While moving towards Sindh, the second biggest province in the country, spiritual devotion towards the shrines seems to increase drastically. The moment you enter Sehwan Sharif, a city located in Jamshoro District, Lal Shahbaz Qalandar’s shrine looms large to the left. It is one of the most frequented shrines in the country, where people from all over Pakistan come to fulfill their spiritual needs. A glass-plated door and a vast open space full of oil lamps adorn the shrine surrounding the tomb.
A net wall surrounds the silver-canopied grave in the middle of the complex. The door to the grave remains locked, unless you are accompanied by the police. We were fortunate enough to have complete security protocol, and hence were allowed to step inside, our hands and arms adorned with long rose-studded wreaths and garlands. The moment your nose takes a whiff of the exquisite and overpowering scent of rose petals, you realize that you are now inside the net walls, directly facing Hazrat Lal Shabaz Qalandar’s grave. For a moment, all of us froze in our tracks. People were hanging onto the net walls all around, striving to get their hands on some of the rose petals, hoping to cure their ailing children or parents through them.
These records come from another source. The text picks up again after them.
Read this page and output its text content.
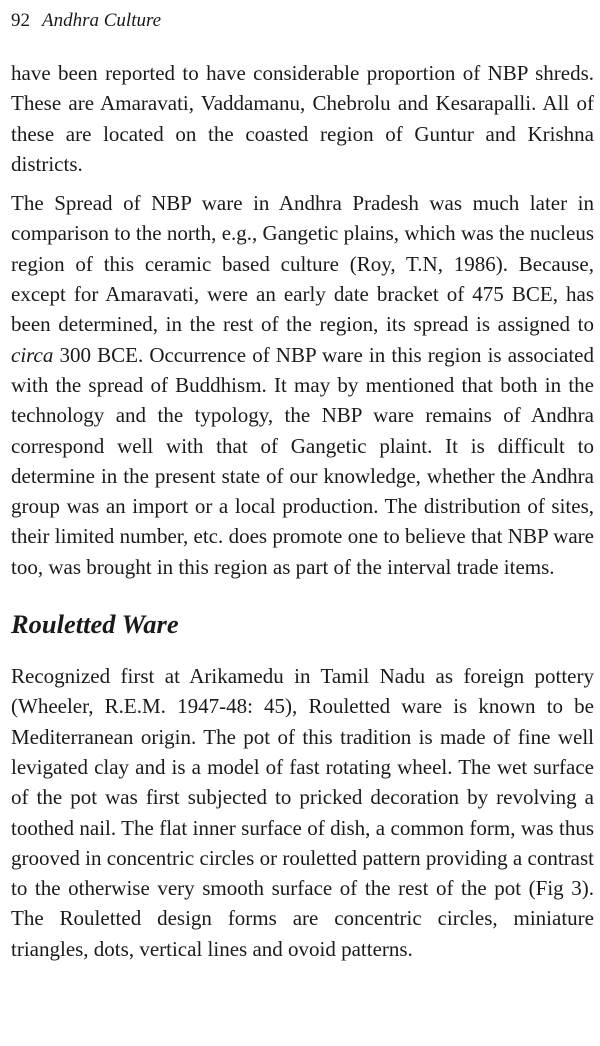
92 Andhra Culture

have been reported to have considerable proportion of NBP shreds. These are Amaravati, Vaddamanu, Chebrolu and Kesarapalli. All of these are located on the coasted region of Guntur and Krishna districts.

The Spread of NBP ware in Andhra Pradesh was much later in comparison to the north, e.g., Gangetic plains, which was the nucleus region of this ceramic based culture (Roy, T.N, 1986). Because, except for Amaravati, were an early date bracket of 475 BCE, has been determined, in the rest of the region, its spread is assigned to circa 300 BCE. Occurrence of NBP ware in this region is associated with the spread of Buddhism. It may by mentioned that both in the technology and the typology, the NBP ware remains of Andhra correspond well with that of Gangetic plaint. It is difficult to determine in the present state of our knowledge, whether the Andhra group was an import or a local production. The distribution of sites, their limited number, etc. does promote one to believe that NBP ware too, was brought in this region as part of the interval trade items.

Rouletted Ware

Recognized first at Arikamedu in Tamil Nadu as foreign pottery (Wheeler, R.E.M. 1947-48: 45), Rouletted ware is known to be Mediterranean origin. The pot of this tradition is made of fine well levigated clay and is a model of fast rotating wheel. The wet surface of the pot was first subjected to pricked decoration by revolving a toothed nail. The flat inner surface of dish, a common form, was thus grooved in concentric circles or rouletted pattern providing a contrast to the otherwise very smooth surface of the rest of the pot (Fig 3). The Rouletted design forms are concentric circles, miniature triangles, dots, vertical lines and ovoid patterns.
A mother kept pointing towards the rose petals and asked me to throw some at her, as I was now inside the room, harboring the grave. The entire scene was surreal: people were crying and praying loudly and fervently in the background, some of them reciting the Quran and others just sitting in silence, their heads resting deeply in each other’s laps.
Lal Bagh, also located in Sehwan Sharif, is an open area that houses a centuries-old tree and a few stalls selling replicas of precious stones. “The tree is several centuries old and was planted by Lal Shahbaz Qalander himself”, told Mehlab, one of our group members. “It was believed to have sacred powers, but was eventually uprooted in a storm. Devotees come here to perform a ritual in which they crawl under the tree three times, tie the mannat ka dhaga (an offering in fulfillment of a religious vow), and say their prayers". People from all over the country flock to Lal Bagh to make votive offerings, hoping to have their prayers heard through the blessings of Lal Shabaz Qalandar.
Located at a drive of almost three hours from Sehwan Sharif, Garhi Khuda Baksh is home to the shrines of Benazir Bhutto, Begum Nusrat Bhutto, her two sons, and Zulfiqar Ali Bhutto. According to one of the devotees, "Zulfiqar Ali Bhutto and Bibi Benazir not only promised Roti, Kapra aur Makaan (food, clothing and shelter), but provided us with an abundance of them. These are precisely the three things you go to a shrine for. Bibi is our only Pir." Even keeping her political life aside, the level of devotion that Sindhis exhibit towards her is beyond astounding.
Moving further ahead, the shrines of Sachal Sarmast and Shah Abdul Latif Bhittai are the personification of spiritualism. While we were at Bhit Shah, a woman got so overwhelmed that she bent down on her knees and began circling her head in round, rhythmic motions – and that was when all of us began to cry. Focused on trivialities, we have stopped looking at the bigger picture. You do not need to be a follower of the Sufi saints to find yourself a place at their shrines. They are open to all, always.